Not a thrilling thriller. The characters failed to engage my interest--I couldn't care about any of them. The narrator, while adequately capturing the Minnesota accent, detracted from the story. His voices for the female characters were especially grating, making them sound developmentally challenged. Most of the action sequences came off as ridiculously melodramatic, and the "romantic" passages were just cringe-inducing. Very amateurish.
I have read all of Connelly's books and this one does not disappoint. The narrator's voice is a good fit for the book, though his inflection is poor. Not enough to detract from the impact of the story, fortunately. It is a legal thriller with lots of action.
I loved this book, but the plot of "Garnethill", the "prequel" of this one is referenced and "Exile" gives away some important elements of its predecessor. I downloaded "Garnethill" immediately after realizing it preceded "Exile," but I wish I'd listened to it first.

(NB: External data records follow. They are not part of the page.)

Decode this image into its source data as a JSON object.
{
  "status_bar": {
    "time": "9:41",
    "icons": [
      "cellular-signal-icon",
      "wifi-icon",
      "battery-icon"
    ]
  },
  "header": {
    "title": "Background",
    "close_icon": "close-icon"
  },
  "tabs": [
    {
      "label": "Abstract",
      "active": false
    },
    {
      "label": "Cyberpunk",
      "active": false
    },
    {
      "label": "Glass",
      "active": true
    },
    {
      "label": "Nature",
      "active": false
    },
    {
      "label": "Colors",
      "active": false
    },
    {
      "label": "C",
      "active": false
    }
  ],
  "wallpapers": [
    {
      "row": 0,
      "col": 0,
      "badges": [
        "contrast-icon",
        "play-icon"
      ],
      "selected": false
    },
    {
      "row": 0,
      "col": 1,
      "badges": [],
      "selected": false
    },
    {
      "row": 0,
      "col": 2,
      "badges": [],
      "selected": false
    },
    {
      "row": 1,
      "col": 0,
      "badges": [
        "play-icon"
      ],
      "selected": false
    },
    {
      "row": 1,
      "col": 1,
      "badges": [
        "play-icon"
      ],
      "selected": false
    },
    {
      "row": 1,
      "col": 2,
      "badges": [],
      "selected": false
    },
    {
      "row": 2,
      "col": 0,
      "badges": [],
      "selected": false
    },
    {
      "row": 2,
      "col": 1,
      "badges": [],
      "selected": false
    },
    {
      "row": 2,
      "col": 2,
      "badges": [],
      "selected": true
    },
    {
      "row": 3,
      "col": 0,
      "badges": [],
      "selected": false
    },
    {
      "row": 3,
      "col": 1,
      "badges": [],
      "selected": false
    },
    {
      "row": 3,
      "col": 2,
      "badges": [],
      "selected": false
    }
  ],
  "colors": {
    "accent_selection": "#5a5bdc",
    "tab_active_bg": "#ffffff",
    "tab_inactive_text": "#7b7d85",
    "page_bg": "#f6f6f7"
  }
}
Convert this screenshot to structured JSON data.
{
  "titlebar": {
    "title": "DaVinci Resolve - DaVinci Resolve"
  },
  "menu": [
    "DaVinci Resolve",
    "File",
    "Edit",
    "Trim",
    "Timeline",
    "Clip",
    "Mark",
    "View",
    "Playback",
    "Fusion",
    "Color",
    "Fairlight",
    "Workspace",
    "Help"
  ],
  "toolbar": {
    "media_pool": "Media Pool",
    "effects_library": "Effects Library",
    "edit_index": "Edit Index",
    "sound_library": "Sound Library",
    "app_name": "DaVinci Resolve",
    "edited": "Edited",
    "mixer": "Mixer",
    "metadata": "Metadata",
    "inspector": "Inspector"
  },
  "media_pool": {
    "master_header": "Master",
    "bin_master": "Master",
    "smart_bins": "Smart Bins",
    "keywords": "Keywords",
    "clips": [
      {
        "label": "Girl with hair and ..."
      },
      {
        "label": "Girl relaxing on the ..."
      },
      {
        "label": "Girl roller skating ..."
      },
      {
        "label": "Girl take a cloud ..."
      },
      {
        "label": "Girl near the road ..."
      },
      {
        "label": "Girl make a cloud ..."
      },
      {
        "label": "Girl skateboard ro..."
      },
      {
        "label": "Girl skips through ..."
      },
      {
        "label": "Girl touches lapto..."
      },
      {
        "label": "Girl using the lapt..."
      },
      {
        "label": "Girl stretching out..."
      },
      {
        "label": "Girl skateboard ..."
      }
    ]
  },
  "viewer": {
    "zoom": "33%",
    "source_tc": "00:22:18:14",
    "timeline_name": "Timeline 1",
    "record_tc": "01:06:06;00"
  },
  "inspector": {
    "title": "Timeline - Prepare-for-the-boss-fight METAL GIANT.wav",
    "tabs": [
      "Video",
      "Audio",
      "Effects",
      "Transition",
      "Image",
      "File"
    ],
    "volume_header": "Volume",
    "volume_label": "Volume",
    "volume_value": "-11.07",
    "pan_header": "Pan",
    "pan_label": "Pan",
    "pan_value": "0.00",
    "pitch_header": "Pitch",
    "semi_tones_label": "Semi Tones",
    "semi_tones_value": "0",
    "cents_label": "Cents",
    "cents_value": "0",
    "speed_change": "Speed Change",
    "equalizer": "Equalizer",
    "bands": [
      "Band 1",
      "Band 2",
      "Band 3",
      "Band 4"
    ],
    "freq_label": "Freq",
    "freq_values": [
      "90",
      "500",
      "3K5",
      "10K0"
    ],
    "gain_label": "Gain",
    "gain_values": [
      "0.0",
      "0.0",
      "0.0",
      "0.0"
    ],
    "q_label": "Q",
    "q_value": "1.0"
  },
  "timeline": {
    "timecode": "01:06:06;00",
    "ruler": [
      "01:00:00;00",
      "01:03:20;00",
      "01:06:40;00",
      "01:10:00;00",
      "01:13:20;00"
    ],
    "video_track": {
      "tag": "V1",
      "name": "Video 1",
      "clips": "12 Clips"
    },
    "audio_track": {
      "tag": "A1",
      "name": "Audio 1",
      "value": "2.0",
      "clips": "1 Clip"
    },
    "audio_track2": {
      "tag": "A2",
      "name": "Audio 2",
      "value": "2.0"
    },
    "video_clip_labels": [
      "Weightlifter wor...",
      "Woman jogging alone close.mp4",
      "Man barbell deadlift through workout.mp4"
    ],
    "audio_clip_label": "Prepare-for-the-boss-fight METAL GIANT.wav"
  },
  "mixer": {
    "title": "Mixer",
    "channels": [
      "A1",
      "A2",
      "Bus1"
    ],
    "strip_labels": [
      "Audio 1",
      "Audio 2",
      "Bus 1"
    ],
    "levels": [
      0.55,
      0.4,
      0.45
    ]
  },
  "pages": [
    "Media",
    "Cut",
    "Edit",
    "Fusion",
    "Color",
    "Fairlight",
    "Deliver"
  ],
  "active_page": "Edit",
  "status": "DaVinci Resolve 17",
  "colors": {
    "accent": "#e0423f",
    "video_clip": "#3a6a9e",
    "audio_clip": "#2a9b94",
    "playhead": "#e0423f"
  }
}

I already know what will happen to some of the characters, but Mina's writing is so good and Katy Anderson's reading so phenomenal I am enjoying it anyway.
I listened to Mina's "Deception" first and was hooked on her plotting and character development, so I was thrilled to see she had more books out there. "Exile" is truly an example of an audio book benefiting from a skilled narrator, packing a bigger whollop than the print version. Anderson can switch Scots' to English accents with ease and do a child's voice that that makes you see the we'un. Scott Brick is a good narrator, but I am weary of his narrating 80% of the books I download or borrow from my library. Books by British authors read by British narrators are a breath of fresh air, and frankly, I think they have a wider range.
The main character, Maureen, is flawed and dealing with the aftermath of an ugly childhood as she tries to solve the murder of a woman she barely knew. Never does Mina allow her character to lapse into self-pitying Lifetime Channel Movie of the Week melodrama, an issue I have with a lot of woman authors. (I am a woman, by the way.) Gritty characters and locales, hairy situations, this murder mystery has them all. I am a huge fan of Ruth Rendell/BarbaraVine and P.D. James, and, just as I eagerly anticipate their next brilliant works, I will wait impatiently for the next Mina offering.